Ana Rodrigues
Um terço dos compradores da geração Z e Millennials dizem que deixariam de comprar numa loja se eles próprios ou um conhecido se sentissem excluídos, avança o novo estudo da Bain & Company. A análise da consultora também demonstrou que os retalhistas têm tudo a ganhar quando se destacam na inclusão.
O ‘In Retail, Inclusive Customer Journeys Lead to Growth’ revela que para além desse crescimento, apresentam ao mesmo tempo, quando apostam na inclusão, um desempenho superior em relação aos referenciais tradicionais de defesa do cliente.
Para além da referida análise, foi ainda considerada a forma como as atividades ao longo do percurso do cliente fazem com que um comprador se sinta bem-vindo ou não. Esta abordagem, segundo o estudo, não precisa de colidir com uma estratégia centrada e segmentada do cliente, mas sim em criar uma experiência de cliente que seja inclusiva para todos e elevada para os segmentos-alvo.
A investigação sugere ainda que uma inclusão eficaz pode potenciar os benefícios já consideráveis de um Net Promoter ScoreSM (NPS) elevado, a medida da vontade de um cliente recomendar uma marca a outras pessoas. Assim, foi medida a inclusão através de dois indicadores: a consistência do NPS entre grupos demográficos e a perceção dos clientes sobre se um retalhista se comporta de forma inclusiva.

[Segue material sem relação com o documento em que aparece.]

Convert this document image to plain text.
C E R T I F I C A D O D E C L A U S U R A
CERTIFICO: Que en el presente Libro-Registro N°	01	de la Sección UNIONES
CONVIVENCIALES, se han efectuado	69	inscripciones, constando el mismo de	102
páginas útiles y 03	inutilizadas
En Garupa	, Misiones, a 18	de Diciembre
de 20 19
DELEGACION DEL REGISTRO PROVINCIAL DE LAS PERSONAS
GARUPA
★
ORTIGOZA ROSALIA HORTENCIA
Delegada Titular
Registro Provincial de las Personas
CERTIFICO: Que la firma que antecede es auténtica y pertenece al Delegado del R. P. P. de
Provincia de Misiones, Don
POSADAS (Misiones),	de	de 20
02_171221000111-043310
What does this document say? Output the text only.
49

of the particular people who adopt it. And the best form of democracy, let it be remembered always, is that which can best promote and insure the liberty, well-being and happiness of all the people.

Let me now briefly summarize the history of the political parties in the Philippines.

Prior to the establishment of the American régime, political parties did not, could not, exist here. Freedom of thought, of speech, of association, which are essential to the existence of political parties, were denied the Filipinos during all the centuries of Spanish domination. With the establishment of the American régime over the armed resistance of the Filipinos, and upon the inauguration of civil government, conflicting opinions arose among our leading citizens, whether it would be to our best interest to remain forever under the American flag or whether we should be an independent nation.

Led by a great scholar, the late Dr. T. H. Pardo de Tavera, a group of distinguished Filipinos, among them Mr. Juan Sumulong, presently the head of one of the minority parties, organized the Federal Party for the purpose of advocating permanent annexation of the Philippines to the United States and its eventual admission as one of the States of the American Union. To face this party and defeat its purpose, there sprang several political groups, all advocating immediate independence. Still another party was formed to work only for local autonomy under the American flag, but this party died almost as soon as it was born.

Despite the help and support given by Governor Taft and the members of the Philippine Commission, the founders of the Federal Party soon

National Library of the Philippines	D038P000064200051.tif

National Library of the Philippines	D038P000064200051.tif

A conclusão foi que os retalhistas que alcançaram um elevado NPS e uma elevada inclusão ultrapassaram os seus pares, registando um crescimento anual composto de receitas de 7,9% de 2019 a 2021, face a um crescimento de um único dígito ou um declínio das vendas noutros retalhistas.
Concluindo, a consultora acredita que, para um crescimento saudável e sustentado, um retalhista precisa de uma forte defesa do cliente e de fortes indicadores de inclusão. O estudo da Bain & Company inquiriu mais de 7.600 consumidores norte-americanos sobre produtos de mercearia, roupa de marca e produtos de beleza, ao mesmo tempo que analisou quase um milhão de transações de consumidores online.